Results indicate that identifying explicitly the origin and destination of taxa is very relevant for a more efficient identification of changes; edge drawing and matrix methods seem to have facilitated it. The participants’ need to determine origin and destination may explain that edge drawing outperformed animation in both effectiveness and user satisfaction. Both methods present the taxonomies in a juxtaposed layout, however, relations are not explicit in animation. Some participants considered that animation could be useful to focus on changes in small taxonomic groups, which reaffirms the scope of animations, as indicated by Graham & Kennedy (2007).

During the sessions, we noticed that sometimes taxonomists wanted to see the big picture and then focus on a smaller group of organisms of their interest. Also, sometimes they wanted to go directly to the group they want to inspect. Thus, future research should consider easily toggling between overview and detailed views as well as search and filtering functions. Text (that is, taxa names) is crucial when comparing taxonomies. Visual cues such as color, size, shapes or glyphs are not enough to recognize the differences and similarities. Text must be legible. The users would have to read names, which would need to be accommodated efficiently avoiding cluttering. Unlike other studies, we were not assessing how participants use the tool (Lutz et al., 2014), neither we were measuring the prototype efficiency for comparing hierarchies (Graham & Kennedy, 2010). Instead, our contribution lays in the assessment of the four visualization methods for the comparison of pairs of biological hierarchies with respect to curation tasks.

A final remark about methods and tools for the comparison of biological taxonomies is that the methods we evaluate in this work are those that have been mainly discussed in the scientific literature; however, their implementation in tools is limited. The Taxonomic Tree Tool (Contian et al., 2016) is, as far as we know, one of the few tools available online that allows us to explore relationships (such as ancestor-descendant relationships) when comparing two biological taxonomies. In a post-study contact with some participants, we asked about the software they use for taxonomy comparison. We obtained five responses and only one indicated to occasionally use the Taxonomic Name Resolution Service (http://tnrs.iplantcollaborative.org) to compare a list of plant names with an authoritative database of published names. We do not know the precise reasons why the methods are not in widespread use, but some possibilities could be that the developments only reached prototype versions and are not available online, that the visualizations could be too complex, or the difficulty that comes with the lack of standardization of data in different communities.

Conclusions and future work

This study contributes insights on the capacity of four visualization methods for hierarchy comparison in typical biological taxonomy curation tasks. Twelve expert taxonomists took part in a study and provided feedback. We performed quantitative as well as qualitative analysis. The results clearly show differences among the methods, on both users’ effectiveness and satisfaction: the edge drawing method was preferred over other methods.
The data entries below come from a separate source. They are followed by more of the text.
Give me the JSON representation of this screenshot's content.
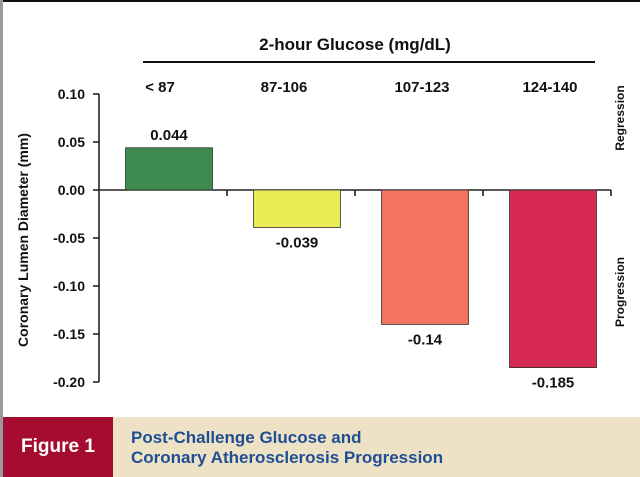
{
  "chart_data": {
    "type": "bar",
    "title": "2-hour Glucose (mg/dL)",
    "xlabel": "2-hour Glucose (mg/dL)",
    "ylabel": "Coronary Lumen Diameter (mm)",
    "categories": [
      "< 87",
      "87-106",
      "107-123",
      "124-140"
    ],
    "values": [
      0.044,
      -0.039,
      -0.14,
      -0.185
    ],
    "data_labels": [
      "0.044",
      "-0.039",
      "-0.14",
      "-0.185"
    ],
    "colors": [
      "#3f8a4f",
      "#eaec55",
      "#f2735e",
      "#d62a52"
    ],
    "ylim": [
      -0.2,
      0.1
    ],
    "yticks": [
      0.1,
      0.05,
      0.0,
      -0.05,
      -0.1,
      -0.15,
      -0.2
    ],
    "ytick_labels": [
      "0.10",
      "0.05",
      "0.00",
      "-0.05",
      "-0.10",
      "-0.15",
      "-0.20"
    ],
    "side_labels": {
      "positive": "Regression",
      "negative": "Progression"
    },
    "grid": false,
    "legend": "none"
  },
  "caption": {
    "figure_label": "Figure 1",
    "title_line1": "Post-Challenge Glucose and",
    "title_line2": "Coronary Atherosclerosis Progression",
    "label_color": "#a50d30",
    "band_color": "#ede2c6",
    "title_color": "#1f4e95"
  }
}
In this study, the data sets were selected to avoid bias, all participants used the same datasets, and participants were able answer the questions in reasonable time. However, it will be interesting to design a similar study with larger datasets. Another approach would be to design a study in which the data would be specific and familiar to each participant.

Enhancements such as providing multiple views, adding visual cues at inner taxonomic rank levels, and avoiding overloading caused by long names and hierarchical structure lines, are insights for future research. Functions for searching, statistics and queries to retrieve the information of a taxon will be considered in a future design of a visualization environment. We also plan to further research on visual summary views to facilitate the comparison at different taxonomic rank levels. Finally, it will be important to make biological taxonomy comparison visualization tools available for use. This implies overcoming challenges such as promoting the standardization of data to facilitate data sharing and comparison.